Real estate prices are falling, as are building interest rates. At the same time, there are twice as many properties on the market as there were two years ago. This offers interested buyers a lot of room for negotiation.
Erwin Muhr follows the real estate market very closely. Because he has big plans: He wants to sell his semi-detached house in Munich-Milbertshofen – at a good price. And then he would like to build it himself, in Bodenmais in Lower Bavaria. Also at a good price.
But the potential buyers of his 122 square meter apartment are not following the 59-year-old's asking price. “Customers know what's going on in the market – that there aren't that many interested buyers,” says Muhr. “You can tell that they're trying to drive the price down.”
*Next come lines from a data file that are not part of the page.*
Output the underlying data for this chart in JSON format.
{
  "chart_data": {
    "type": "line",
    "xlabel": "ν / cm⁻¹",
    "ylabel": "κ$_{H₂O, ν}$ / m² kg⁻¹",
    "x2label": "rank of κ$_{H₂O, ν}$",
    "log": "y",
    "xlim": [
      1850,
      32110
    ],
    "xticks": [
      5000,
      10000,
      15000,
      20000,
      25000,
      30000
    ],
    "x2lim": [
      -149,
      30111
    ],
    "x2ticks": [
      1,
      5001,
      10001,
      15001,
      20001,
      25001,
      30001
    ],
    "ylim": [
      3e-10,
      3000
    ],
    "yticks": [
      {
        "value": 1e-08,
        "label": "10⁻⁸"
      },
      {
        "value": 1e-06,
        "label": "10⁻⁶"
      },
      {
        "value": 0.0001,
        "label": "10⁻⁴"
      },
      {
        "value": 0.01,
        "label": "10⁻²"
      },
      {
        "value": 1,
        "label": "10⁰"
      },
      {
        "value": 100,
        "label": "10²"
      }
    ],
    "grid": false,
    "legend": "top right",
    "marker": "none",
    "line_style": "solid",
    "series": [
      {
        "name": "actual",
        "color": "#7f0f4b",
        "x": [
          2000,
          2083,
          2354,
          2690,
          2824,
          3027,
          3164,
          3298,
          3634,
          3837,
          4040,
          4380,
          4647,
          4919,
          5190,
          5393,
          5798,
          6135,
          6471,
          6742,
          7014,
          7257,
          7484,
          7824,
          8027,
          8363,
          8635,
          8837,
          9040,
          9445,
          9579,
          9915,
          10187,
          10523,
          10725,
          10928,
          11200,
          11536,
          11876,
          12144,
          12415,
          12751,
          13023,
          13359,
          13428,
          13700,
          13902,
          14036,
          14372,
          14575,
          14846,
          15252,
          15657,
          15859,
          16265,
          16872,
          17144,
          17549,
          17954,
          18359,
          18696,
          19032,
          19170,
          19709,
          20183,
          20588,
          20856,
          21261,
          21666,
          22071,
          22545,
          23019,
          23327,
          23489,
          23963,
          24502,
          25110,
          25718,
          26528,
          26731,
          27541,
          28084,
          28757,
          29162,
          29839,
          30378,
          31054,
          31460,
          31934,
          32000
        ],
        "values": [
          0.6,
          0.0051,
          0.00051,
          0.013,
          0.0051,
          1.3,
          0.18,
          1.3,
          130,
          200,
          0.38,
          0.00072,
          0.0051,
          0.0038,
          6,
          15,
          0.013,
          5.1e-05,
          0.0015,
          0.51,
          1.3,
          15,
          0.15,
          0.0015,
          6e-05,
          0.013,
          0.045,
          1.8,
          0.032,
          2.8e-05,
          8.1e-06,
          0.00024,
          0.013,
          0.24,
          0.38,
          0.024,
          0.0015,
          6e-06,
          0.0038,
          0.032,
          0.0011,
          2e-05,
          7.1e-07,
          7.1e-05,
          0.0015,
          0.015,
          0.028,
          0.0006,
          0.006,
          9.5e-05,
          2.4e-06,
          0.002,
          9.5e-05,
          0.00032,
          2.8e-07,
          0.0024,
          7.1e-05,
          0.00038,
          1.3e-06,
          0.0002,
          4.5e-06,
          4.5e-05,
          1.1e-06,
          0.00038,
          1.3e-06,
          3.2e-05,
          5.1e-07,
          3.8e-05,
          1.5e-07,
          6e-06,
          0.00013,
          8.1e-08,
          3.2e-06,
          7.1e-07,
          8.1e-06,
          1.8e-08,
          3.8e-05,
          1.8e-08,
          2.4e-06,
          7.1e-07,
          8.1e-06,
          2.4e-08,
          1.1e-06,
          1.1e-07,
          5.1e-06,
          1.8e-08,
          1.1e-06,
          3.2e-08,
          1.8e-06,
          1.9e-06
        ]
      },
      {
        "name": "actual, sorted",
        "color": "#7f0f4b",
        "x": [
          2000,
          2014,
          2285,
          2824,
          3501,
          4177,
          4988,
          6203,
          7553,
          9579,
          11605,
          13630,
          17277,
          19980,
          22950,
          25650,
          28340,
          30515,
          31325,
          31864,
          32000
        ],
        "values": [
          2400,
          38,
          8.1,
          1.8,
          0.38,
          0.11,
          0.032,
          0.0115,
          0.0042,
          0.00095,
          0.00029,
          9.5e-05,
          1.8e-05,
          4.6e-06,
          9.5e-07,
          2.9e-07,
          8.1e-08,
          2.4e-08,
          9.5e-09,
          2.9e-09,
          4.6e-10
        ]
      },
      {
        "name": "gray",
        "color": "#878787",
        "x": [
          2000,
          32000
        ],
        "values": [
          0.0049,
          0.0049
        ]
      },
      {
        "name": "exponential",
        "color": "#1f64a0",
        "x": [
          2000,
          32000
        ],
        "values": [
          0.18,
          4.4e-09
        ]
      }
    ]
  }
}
House prices are plummeting
Prices are currently falling on the real estate market everywhere in Germany: According to the Federal Statistical Office, they fell by 10.2 percent in the third quarter of 2023 alone compared to the same period last year. The decline is particularly large in the top 7 regions in Germany, which also includes Munich: prices there fell by 12.7 percent.
At the credit broker Interhyp, CEO Jörg Utecht sees this as an opportunity – for buyers. The supply of real estate has also become much larger. According to the Interhyp subsidiary ThinkImmo, a cross-platform real estate search engine, there are currently a good 400,000 properties in the portals in Germany – twice as many as in 2022.
Good Negotiating position
“Of course, this also leads to a certain negotiating position that buyers have and can use,” says Utecht. If you're thinking about buying, there's no reason to wait. “We recognize that a favorable window of opportunity has opened up in the real estate market in which one or two bargains can definitely be found. Interest rates have fallen and property prices have not yet risen again across the board.”
While the price for properties in the energy efficiency class A+ or A only fell by 1.15 percent, the price for all efficiency classes below that fell. The price for a class B property fell by almost seven percent, while for classes C or D it is already almost eleven percent, according to Interhyp. For classes G or H it is over 13 percent.
Falling interest rates
Erwin Muhr's house is in energy efficiency class A. Just two years ago, Muhr would probably have sold his house long ago. But now he has taken it off the market and wants to wait. He hopes that interest rates will continue to fall and that buyers will then come back into the market.
Because something could change here this year. Building interest rates have already fallen recently. For a construction loan with a ten-year term, for example, the average interest rate has fallen from 4.23 percent to currently 3.45 percent since the beginning of November 2023, according to real estate financier Interhyp – a decline of almost 0.8 percentage points.
A window of opportunity is currently opening up for the CEO of Interhyp. “We have interest rates well above four percent. This means that we can save significant amounts over the term of a loan, sometimes several tens of thousands of euros,” says Jörg Utecht.
Many credit brokers are already pricing in the expectation that interest rates will continue to fall. Timo Wollmershäuser predicts that the European Central Bank's key interest rate could soon fall again. He is head of economic forecasts at the Munich Ifo Institute: “The interest rate turnaround will come, I think the European Central Bank will decide on the first downward interest rate step during the course of the year – probably in early summer – which will further ease the burden on the financing side.” And that could then cause building interest rates to fall further.
Construction industry under pressure
That would be a relief for Erwin Muhr, also because he wants to build in Bodenmais himself. He has already purchased the property. Now he is hoping for good offers from local builders and tradesmen. The local mayor, Joli Haller, is optimistic. He is observing more competition in the construction industry again: “We are seeing more offers coming in again, some of which have competitive prices. If this becomes more established, building applicants can expect cheaper construction costs.”
According to the latest study by the ifo Institute, the mood in the construction industry is poor. The business climate has currently fallen to minus 56.8 points – the worst value since the survey began in 1991. It is a rapid decline. Because during the low interest rate policy, construction companies were more than fully utilized, and due to the construction boom they didn't know “how to process all the orders,” according to ifo researcher Wollmershäuser.
This has changed dramatically as a result of the interest rate turnaround. “We had a wave of cancellations that swept through the country. And the rising interest rates until last year made financing expensive construction projects even more expensive. That deterred many buyers.”
Erwin Muhr doesn't want to miss the right time, sell his house in Munich at a good price – and benefit from falling building interest rates. The municipality has given him three years until his property in Bodenmais is to be developed.